En clair, un homme agissant au nom du terrorisme islamique mais en marge des réseaux de communication et de financement structurés. Mohamed Merah se serait rendu en Afghanistan et au Pakistan, «sans emprunter les filières connues, par ses propres moyens, sans passer par les facilitateurs qui sont suivis par les services spécialisés», selon le procureur.

S’il se revendique d’Al-Qaïda, «ça peut vouloir dire qu’il adhère à Al-Qaïda, (mais) est-ce que derrière il y a Al-Qaïda, ou est-ce un individu isolé qui s’est radicalisé pour commettre ce type d’opération?», s’interrogeait mercredi matin Laurent Caprioli, ancien sous-directeur de la DST, au micro d’Europe 1.

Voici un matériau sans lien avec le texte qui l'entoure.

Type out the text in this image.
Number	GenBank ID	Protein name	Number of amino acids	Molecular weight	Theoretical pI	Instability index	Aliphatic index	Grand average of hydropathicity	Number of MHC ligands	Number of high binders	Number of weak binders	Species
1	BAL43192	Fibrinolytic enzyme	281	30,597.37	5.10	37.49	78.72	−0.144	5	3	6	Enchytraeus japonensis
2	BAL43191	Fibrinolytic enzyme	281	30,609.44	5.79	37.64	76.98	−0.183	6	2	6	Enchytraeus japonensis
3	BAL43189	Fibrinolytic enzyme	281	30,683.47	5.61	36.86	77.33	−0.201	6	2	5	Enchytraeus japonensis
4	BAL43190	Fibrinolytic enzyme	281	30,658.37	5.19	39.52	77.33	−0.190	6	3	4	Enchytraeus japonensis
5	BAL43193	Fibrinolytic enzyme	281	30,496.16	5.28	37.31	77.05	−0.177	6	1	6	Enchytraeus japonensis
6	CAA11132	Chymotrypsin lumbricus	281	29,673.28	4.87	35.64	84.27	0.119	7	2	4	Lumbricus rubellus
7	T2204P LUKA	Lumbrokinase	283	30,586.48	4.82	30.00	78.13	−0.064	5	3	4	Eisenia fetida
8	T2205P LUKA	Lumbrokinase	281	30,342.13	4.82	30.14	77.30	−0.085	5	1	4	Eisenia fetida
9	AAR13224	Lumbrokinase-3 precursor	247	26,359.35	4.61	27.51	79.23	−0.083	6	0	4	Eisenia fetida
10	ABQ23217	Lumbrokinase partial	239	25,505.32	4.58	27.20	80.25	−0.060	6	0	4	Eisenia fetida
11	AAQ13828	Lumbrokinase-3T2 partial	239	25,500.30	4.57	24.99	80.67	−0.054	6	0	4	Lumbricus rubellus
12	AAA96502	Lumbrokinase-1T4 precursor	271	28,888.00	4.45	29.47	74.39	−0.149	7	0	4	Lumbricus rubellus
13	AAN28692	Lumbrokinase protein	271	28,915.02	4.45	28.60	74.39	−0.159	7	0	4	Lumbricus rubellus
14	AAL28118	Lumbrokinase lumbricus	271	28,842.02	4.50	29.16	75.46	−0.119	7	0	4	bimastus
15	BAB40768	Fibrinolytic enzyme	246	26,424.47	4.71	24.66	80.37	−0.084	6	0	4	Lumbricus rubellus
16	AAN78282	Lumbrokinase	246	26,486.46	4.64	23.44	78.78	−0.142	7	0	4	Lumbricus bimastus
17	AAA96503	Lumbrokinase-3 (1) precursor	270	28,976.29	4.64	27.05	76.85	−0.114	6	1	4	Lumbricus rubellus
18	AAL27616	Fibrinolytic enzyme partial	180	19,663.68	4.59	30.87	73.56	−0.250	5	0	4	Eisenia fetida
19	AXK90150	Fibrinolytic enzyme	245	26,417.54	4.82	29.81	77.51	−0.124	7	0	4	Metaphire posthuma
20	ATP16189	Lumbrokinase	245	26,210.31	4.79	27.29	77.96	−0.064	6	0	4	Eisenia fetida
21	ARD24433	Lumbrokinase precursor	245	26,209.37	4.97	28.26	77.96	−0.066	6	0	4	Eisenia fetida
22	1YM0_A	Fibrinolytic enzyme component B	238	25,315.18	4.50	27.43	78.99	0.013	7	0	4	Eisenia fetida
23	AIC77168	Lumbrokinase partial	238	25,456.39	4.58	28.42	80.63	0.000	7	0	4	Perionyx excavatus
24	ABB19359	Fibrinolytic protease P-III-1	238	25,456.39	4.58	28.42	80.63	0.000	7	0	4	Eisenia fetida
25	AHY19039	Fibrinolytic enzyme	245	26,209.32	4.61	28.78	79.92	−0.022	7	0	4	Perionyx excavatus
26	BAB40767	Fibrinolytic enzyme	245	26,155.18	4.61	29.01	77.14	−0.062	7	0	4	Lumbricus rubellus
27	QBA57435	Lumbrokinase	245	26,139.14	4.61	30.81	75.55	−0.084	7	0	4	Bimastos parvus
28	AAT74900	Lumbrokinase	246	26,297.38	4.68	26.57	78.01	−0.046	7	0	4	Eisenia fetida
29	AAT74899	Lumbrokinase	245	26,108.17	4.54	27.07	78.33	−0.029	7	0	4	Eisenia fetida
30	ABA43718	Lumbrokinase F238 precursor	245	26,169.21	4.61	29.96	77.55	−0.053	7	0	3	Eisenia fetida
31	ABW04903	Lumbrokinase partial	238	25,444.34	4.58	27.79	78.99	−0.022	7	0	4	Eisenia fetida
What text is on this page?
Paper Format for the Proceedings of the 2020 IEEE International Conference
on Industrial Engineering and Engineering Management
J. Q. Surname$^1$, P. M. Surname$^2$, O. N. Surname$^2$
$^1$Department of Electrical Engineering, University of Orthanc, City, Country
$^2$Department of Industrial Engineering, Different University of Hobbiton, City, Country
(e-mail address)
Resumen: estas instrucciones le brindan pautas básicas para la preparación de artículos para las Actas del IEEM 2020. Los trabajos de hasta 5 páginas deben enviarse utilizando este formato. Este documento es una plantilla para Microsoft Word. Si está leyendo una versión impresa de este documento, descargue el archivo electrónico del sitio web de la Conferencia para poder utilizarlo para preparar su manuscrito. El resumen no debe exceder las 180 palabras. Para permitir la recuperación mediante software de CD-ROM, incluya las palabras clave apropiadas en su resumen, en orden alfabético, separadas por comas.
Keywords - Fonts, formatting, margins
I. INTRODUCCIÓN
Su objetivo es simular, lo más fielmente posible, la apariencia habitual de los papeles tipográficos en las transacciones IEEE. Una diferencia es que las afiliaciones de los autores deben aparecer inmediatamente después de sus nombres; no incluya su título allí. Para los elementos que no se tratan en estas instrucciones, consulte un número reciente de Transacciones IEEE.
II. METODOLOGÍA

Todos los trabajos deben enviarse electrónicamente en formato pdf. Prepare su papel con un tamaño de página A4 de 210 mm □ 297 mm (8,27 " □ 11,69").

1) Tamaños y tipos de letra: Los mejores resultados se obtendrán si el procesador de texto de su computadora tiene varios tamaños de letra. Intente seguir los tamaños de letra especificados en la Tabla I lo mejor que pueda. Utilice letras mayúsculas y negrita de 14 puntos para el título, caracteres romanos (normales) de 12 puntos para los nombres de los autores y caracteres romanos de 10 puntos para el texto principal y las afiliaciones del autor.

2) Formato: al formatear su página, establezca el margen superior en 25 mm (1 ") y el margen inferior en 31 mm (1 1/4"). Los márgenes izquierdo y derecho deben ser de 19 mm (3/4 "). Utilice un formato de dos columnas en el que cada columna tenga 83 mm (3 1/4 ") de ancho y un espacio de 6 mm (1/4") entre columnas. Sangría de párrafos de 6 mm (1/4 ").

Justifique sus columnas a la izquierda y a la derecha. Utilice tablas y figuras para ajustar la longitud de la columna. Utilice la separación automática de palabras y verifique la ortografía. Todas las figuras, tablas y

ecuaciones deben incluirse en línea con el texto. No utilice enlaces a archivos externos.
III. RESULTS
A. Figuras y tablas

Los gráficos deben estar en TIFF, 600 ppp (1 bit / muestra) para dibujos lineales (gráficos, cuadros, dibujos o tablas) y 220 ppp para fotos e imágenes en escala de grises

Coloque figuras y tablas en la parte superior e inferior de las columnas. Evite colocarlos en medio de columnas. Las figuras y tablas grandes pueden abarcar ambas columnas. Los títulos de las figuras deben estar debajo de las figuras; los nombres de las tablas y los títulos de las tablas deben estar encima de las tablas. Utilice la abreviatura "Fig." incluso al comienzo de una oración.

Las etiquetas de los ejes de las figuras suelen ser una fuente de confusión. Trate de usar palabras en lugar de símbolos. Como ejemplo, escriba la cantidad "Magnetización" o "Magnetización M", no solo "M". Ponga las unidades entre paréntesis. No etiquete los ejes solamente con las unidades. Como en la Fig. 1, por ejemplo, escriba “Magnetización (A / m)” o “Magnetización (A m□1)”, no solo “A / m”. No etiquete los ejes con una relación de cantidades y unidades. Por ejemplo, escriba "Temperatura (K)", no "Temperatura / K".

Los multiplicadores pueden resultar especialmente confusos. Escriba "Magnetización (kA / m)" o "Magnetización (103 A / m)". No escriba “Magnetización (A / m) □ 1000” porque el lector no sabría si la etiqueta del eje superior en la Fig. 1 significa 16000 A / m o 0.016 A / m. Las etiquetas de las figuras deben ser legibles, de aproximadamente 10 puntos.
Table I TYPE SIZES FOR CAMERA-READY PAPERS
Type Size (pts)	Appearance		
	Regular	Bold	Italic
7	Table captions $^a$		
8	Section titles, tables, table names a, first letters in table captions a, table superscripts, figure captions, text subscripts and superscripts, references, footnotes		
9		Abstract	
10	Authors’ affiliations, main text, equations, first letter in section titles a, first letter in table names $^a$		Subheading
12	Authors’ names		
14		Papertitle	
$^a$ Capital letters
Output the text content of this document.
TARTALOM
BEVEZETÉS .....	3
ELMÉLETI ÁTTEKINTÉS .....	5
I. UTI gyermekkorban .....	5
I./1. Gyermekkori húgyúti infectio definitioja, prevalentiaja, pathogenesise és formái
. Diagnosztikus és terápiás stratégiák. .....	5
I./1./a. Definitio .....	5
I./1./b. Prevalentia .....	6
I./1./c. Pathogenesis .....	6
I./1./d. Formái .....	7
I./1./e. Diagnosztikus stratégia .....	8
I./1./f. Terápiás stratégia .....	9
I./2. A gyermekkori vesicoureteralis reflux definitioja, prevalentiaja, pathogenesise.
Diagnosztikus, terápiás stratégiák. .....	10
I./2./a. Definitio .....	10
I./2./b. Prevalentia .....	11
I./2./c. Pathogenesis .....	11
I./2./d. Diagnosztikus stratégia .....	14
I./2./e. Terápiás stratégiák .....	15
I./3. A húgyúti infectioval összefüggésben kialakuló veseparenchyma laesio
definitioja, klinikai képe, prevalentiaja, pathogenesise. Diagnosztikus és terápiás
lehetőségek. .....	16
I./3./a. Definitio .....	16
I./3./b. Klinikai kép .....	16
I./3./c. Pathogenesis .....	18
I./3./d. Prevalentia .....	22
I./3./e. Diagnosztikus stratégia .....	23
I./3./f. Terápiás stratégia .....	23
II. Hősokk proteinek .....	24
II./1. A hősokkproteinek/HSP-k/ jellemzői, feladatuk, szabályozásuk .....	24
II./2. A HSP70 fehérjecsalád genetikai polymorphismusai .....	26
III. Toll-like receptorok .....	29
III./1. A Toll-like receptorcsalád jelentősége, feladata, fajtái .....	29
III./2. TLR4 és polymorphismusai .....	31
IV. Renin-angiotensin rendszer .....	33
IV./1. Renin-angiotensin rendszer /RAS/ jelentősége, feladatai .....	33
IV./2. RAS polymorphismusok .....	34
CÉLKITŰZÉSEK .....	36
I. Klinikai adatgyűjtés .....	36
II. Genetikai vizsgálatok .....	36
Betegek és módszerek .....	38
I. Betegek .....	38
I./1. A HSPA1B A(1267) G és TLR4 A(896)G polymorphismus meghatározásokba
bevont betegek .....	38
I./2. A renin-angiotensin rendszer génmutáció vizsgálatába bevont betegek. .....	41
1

La thèse d’un tueur isolé, au profil terroriste atypique bien qu’inspiré par l’idéologie djihadiste, est confirmée par l’ancien juge antiterroriste Jean-Louis Bruguière. Dans Le Figaro, celui-ci précise:

«Il y a tout de même un phénomène nouveau qui est celui de l'autoradicalisation par Internet des moudjahidins. Leur psychologie est un peu différente de celle des djihadistes des années 1990. Ils réagissent beaucoup plus vite à toutes les informations qui circulent sur la Toile. Leur traçage est aussi plus complexe, car il est plus rare de les retrouver sur les carnets d'adresses des chefs de réseaux.»

Faut-il considérer que le cadre législatif doit être, encore une fois, étendu pour resserrer encore la surveillance autour de suspects? Adapter à nouveau le dispositif, comme cela semble être le cas après chaque nouvel acte terroriste? Les propos de Nicolas Sarkozy semblent aller dans ce sens, puisque dorénavant l'antiterrorisme pourrait agir sur le simple constat de consultation de sites Internet ou de voyages effectués dans les zones d'entraînement des djihadistes. Ce qui ne manquerait pas, en parallèle, d'exacerber les critiques des opposants à un droit d'exception à l'efficacité toujours contestée.